Further, after doing that, you should be able to remove that breakpoint by either of the following Scheme expressions:
(cancel-breakpoint my-machine 'here1 3)or
(cancel-breakpoint my-machine 'here2 1)
So again, we see that breakpoints can't be stored internally in terms of labels.
You have to understand this. If you don't, you need to ask me about it, and please do this immediately.
And finally, please be careful that you read the problem carefully. In particular, take careful note of the example that the book refers to (regarding a breakpoint in the gcd-machine). You don't want to be "off by 1".
In this connection, you should realize that you will never want to set a breakpoint with an "offset" of 0 or less. That is, when you evaluate the expression
(set-breakpoint <machine> <label> <offset>)the offset should be 1 or more. In fact, your code may assume, without checking, that the offset is 1 or more.

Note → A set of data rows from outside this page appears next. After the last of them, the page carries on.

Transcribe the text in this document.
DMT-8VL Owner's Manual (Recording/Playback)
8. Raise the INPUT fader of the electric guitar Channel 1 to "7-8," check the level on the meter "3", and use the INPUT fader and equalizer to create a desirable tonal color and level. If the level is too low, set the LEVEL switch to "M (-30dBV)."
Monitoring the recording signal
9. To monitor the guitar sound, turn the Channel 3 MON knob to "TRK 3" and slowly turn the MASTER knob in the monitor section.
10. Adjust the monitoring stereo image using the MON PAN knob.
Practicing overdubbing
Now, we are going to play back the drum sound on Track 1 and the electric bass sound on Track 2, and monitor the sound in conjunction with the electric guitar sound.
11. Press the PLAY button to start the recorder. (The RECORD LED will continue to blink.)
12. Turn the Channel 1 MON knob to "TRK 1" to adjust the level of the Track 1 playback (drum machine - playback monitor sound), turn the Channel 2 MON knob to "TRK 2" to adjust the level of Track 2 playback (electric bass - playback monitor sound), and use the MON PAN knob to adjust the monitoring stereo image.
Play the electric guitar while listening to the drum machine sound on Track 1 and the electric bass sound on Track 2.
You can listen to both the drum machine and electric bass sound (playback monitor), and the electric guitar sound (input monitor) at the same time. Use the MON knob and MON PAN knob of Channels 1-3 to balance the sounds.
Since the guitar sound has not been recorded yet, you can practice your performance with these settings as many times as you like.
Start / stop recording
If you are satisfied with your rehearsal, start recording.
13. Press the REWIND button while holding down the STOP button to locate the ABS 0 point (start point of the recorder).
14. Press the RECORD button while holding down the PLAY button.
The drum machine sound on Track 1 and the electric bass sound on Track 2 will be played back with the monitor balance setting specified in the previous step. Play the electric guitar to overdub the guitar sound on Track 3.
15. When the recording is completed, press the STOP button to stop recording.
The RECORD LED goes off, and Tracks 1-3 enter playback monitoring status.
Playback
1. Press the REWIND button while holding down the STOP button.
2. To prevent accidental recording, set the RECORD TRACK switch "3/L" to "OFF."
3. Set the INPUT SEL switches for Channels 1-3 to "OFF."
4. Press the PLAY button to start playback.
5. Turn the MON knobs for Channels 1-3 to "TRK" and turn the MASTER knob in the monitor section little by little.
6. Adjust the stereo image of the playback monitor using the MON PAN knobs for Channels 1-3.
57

I only make these suggestions because I think they will make your job easier. If you have already thought through a different design, that's fine with me. In fact, I have seen quite a large number of different ways of doing this problem over the years. There's no one best way. I just don't want you to get stuck.
Also, as I hinted at above, I found the breakpoint facility to be very useful when I did the last assignment of the course. You may also find it useful. So really try to make work well; you'll be thankful later.
I hope that helps. And please don't hesitate to send email!